Du boulevard Crémazie à la rue Chabanel
Cette section, la dernière ouverte, a porté différents toponymes et n’a
vraiment rien de commun avec les précédentes. Lorsqu’elle est cédée à la Ville
en 1923, la partie entre le boulevard Crémazie et le nord de la rue Prideaux
(devenue Sauvé) porte le nom de rue Verville, changé pour rue Renty en 1927 puis
Park Avenue en 1929. Elle le perd brièvement lorsqu’en 1955, les autorités
municipales la rebaptisent rue Tanguay entre le boulevard Crémazie et la rue
Chabanel. En 1960, elle retrouve le nom de Park Avenue, francisé l’année
suivante. La section au nord de la rue Chabanel conserve le nom de rue
Verville. Comme toutes les rues voisines, la voie s’interrompt à la rue
Chabanel. Entre cette rue et la voie ferrée du Canadien National, au nord, et
celle du Canadien Pacifique, à l’ouest, s’étend un vaste terrain donnant sur le
boulevard Saint-Laurent et sur lequel, en 1942, le Gouvernement fédéral installe
un important complexe d’usines de munitions fonctionnant 24 heures par jour et
qui emploie jusqu’à 9 000 ouvriers. Après la guerre, il sera remplacé, dans la
partie nord, par des manufactures diverses et, dans la partie sud, par la Cité
de la mode, construite dans les années 1960.
Dans ce segment de l’avenue du Parc, les premières constructions sont
présentes au tout début des années trente, mais les terrains sont surtout
développés après la Deuxième Guerre mondiale. On y trouve d’abord uniquement des
résidences.
Au début, la population se partage à peu près également entre francophones et
anglophones, mais à partir des années 1950, un nombre important de Montréalais
d’origine italienne s’y installe. Par la suite, la composition ethnoculturelle
se diversifie, notamment avec l’arrivée de Latino-Américains.

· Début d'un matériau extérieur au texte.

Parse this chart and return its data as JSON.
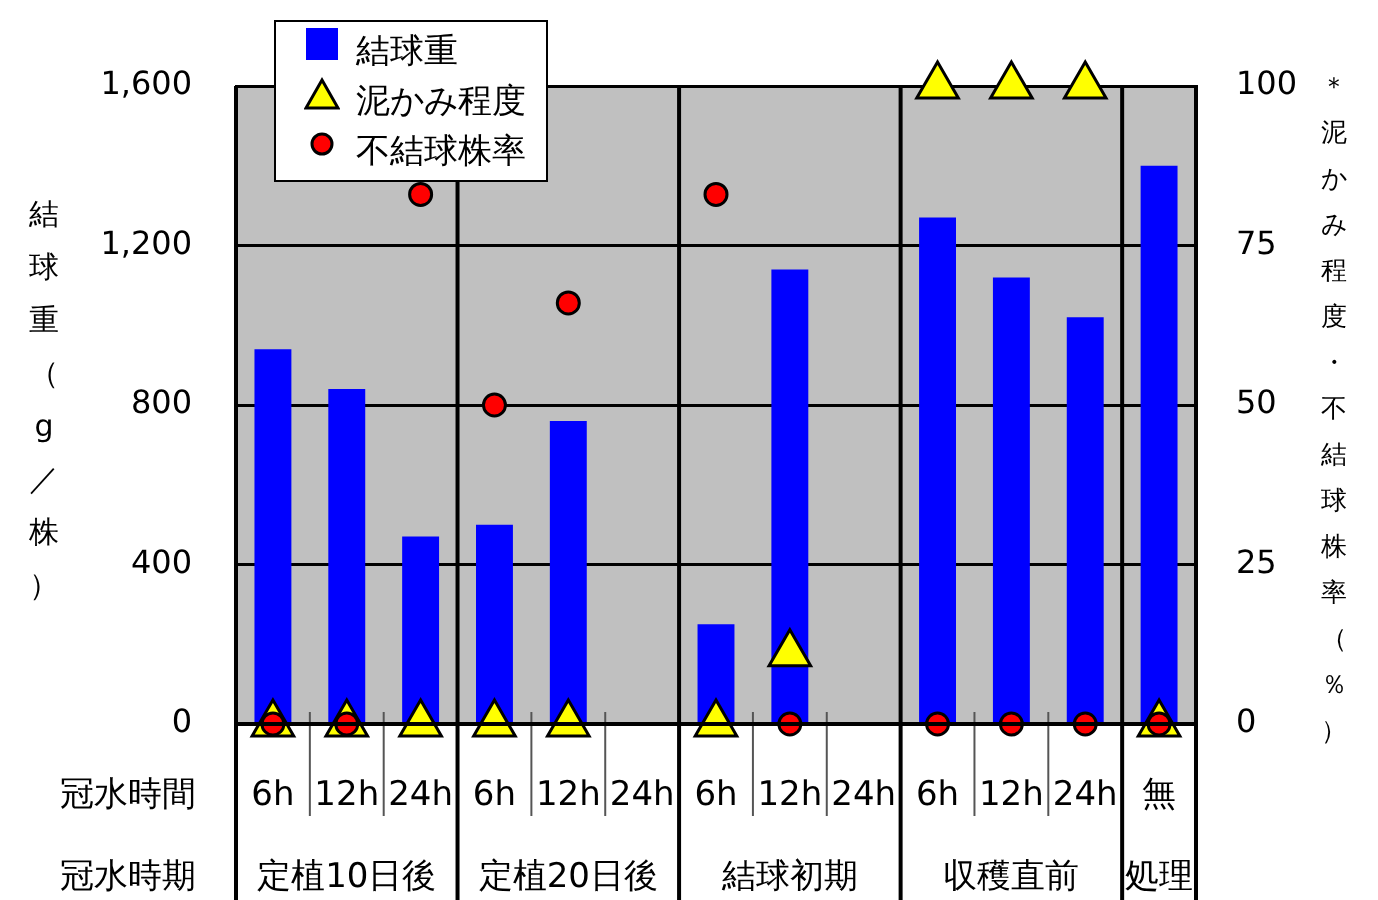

Rapidement, le développement industriel repousse la fonction résidentielle,
qui se concentre du côté est, au nord de la rue Legendre, dans les maisons
d’appartements de deux ou trois étages. Un grand nombre d’entreprises de
distribution, d’entrepôts et de manufactures diverses s’installent dans des
bâtiments dont la hauteur varie de un à six étages. De plus, la zone
manufacturière de confection, la Cité de la mode, polarisée par la rue Chabanel,
y déborde quelque peu.
Dans ce secteur, la rue est parallèle à la voie ferrée du CP (ligne
Blainville-Saint-Jérôme). La construction du boulevard Métropolitain, ou
autoroute 40 (1963), a aussi un impact important sur le paysage de la voie et
contribue à faire de ce segment une enclave. Ainsi, il est en rupture avec le
reste de la rue, tant physiquement que par son caractère industriel marqué.
L’avenue du Parc est une importante artère de communication nord-sud et
constitue, avec le chemin de la Côte-des-Neiges, une des principales voies
d’accès au parc du Mont-Royal. D’ailleurs, Frederic Law Olmsted a voulu en faire
l’entrée principale en y faisant commencer son chemin carrossable.
Reconnue aussi pour ses immeubles d’appartements d’une grande qualité
architecturale, elle est un lieu de mémoire important pour les communautés
anglo-écossaise, juive et grecque. Elle est, comme le décrit si bien
l’écrivain juif montréalais Mordecai Richler (1931-2001), la rue de la classe
moyenne juive : « les Juifs ni riches ni pauvres hantaient habituellement
l’avenue du Parc – les plus audacieux se risquaient sur le Chemin de la
Reine Marie. Les pauvres et les vieux s’en tenaient, pour leur part, au
boulevard Saint-Laurent. » (Mordecai
Richler, Mon père, ce héros..., trad. de l’anglais par Jean Simard,
Montréal, Cercle du livre de France, 1975, p. 23.)
Marquée en sa partie sud par une grande opération de redéveloppement urbain,
elle est, dans le Mile-End, une rue commerciale de quartier à l’image de sa
population diversifiée. Quant au petit segment au nord du boulevard Crémazie, il
est sans relation avec le reste de la voie. L’ensemble des Montréalais manifeste
son attachement à l’avenue du Parc, comme en fait foi l’importante mobilisation
en 2006-2007 contre le projet de changement de nom de l’artère.